If we had a sha1 logic in C, we could compute the env hash at client side.
Python 3 can't be trusted.

In D8039#118719, @yuja wrote:
What do you think about this approach:
1. The server detects that LC_TYPE is coerced.
2. When handling the "validate" command, the server sends back "invalidate this server, and fallback to original hg" response.
This makes chg/non-chg behave consistently with some startup overhead in mis-configured environment. The chg client can potentially print a warning to remind the user to fix their environment.

That could be, but if we do want to make chg/hg behavior consistent, maybe we
can adjust the hash computation logic?

  1. client sends CHG_ORIG_LC_CTYPE or CHG_UNSET_LC_CTYPE when spawning server
  2. they're kept in environ dict, but override LC_CTYPE while computing hash, and excluded from the hash
  3. client does not send these variables over setenv command, but passes the validation because {CHG_ORIG_LC_CTYPE: x, LC_CTYPE: y} == {LC_CTYPE: x}.

I think that's almost what I was doing in the original stack of three commits ending in D8023, though I used a different encoding than two separate environment variables (one for clear, one for set), I have no strong preference between the two encoding methods. There's still a bit of a issue with the setenv command: it'll clear the environment, and replace it with the one that came from chg. So we need to somehow keep it from clearing/modifying CHG_ORIG_LC_CTYPE and LC_CTYPE, which isn't difficult (D8023 already does this, just with a more complicated mechanism). With a small change to D8023 I think D8021 could be dropped, and D8022 could be changed to only do this in execcmdserver. Done.

If we had a sha1 logic in C, we could compute the env hash at client side.

I think sha1dc has been added to the repo, so we do have a sha1 implementation in C. :) Computing the hash on the client avoids the restart loop, but doesn't avoid the behavior difference - chg will still call setenv and replace the modified version with the original one.

Python 3 can't be trusted.

Yeah :(

Sorry about the delay responding here, I was sick with the flu.

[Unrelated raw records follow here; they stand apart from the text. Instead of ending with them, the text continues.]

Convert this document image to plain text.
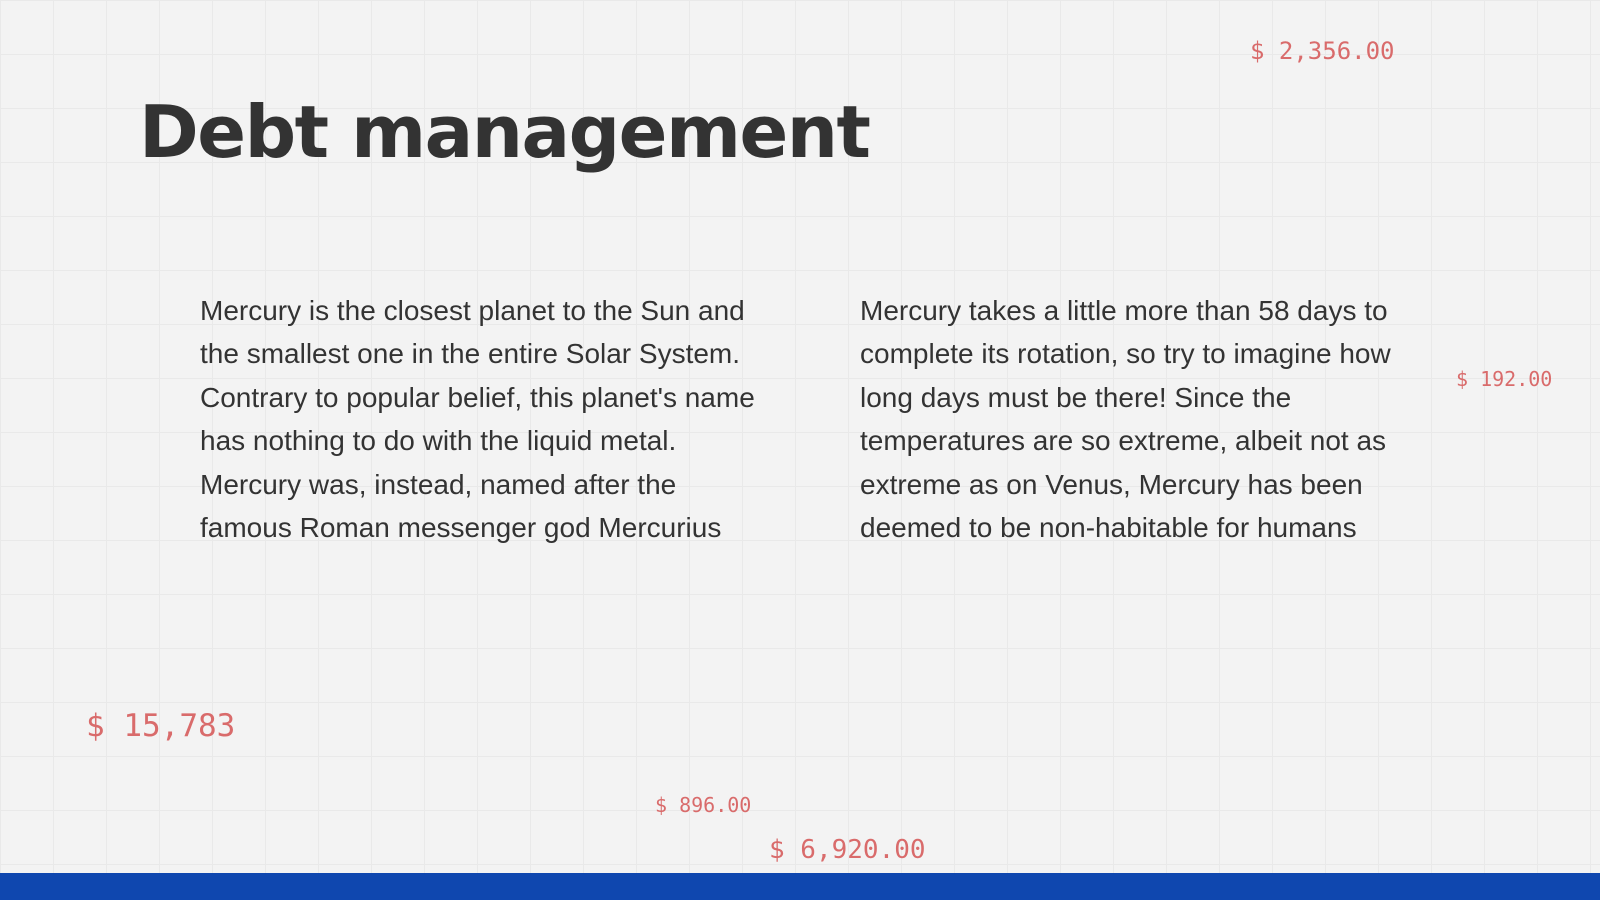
Debt management

Mercury is the closest planet to the Sun and the smallest one in the entire Solar System. Contrary to popular belief, this planet's name has nothing to do with the liquid metal. Mercury was, instead, named after the famous Roman messenger god Mercurius

Mercury takes a little more than 58 days to complete its rotation, so try to imagine how long days must be there! Since the temperatures are so extreme, albeit not as extreme as on Venus, Mercury has been deemed to be non-habitable for humans

$ 2,356.00
$ 192.00
$ 15,783
$ 896.00
$ 6,920.00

spectral updated this revision to Diff 19876.Feb 4 2020, 4:57 PM
yuja added a comment.Feb 6 2020, 9:29 AM

I like the simplicity of this patch. Queued, thanks.

Computing the hash on the client avoids the restart loop, but doesn't avoid the behavior difference - chg will still call setenv and replace the modified version with the original one.

Indeed.

This revision was not accepted when it landed; it landed in state Needs Review.
This revision was automatically updated to reflect the committed changes.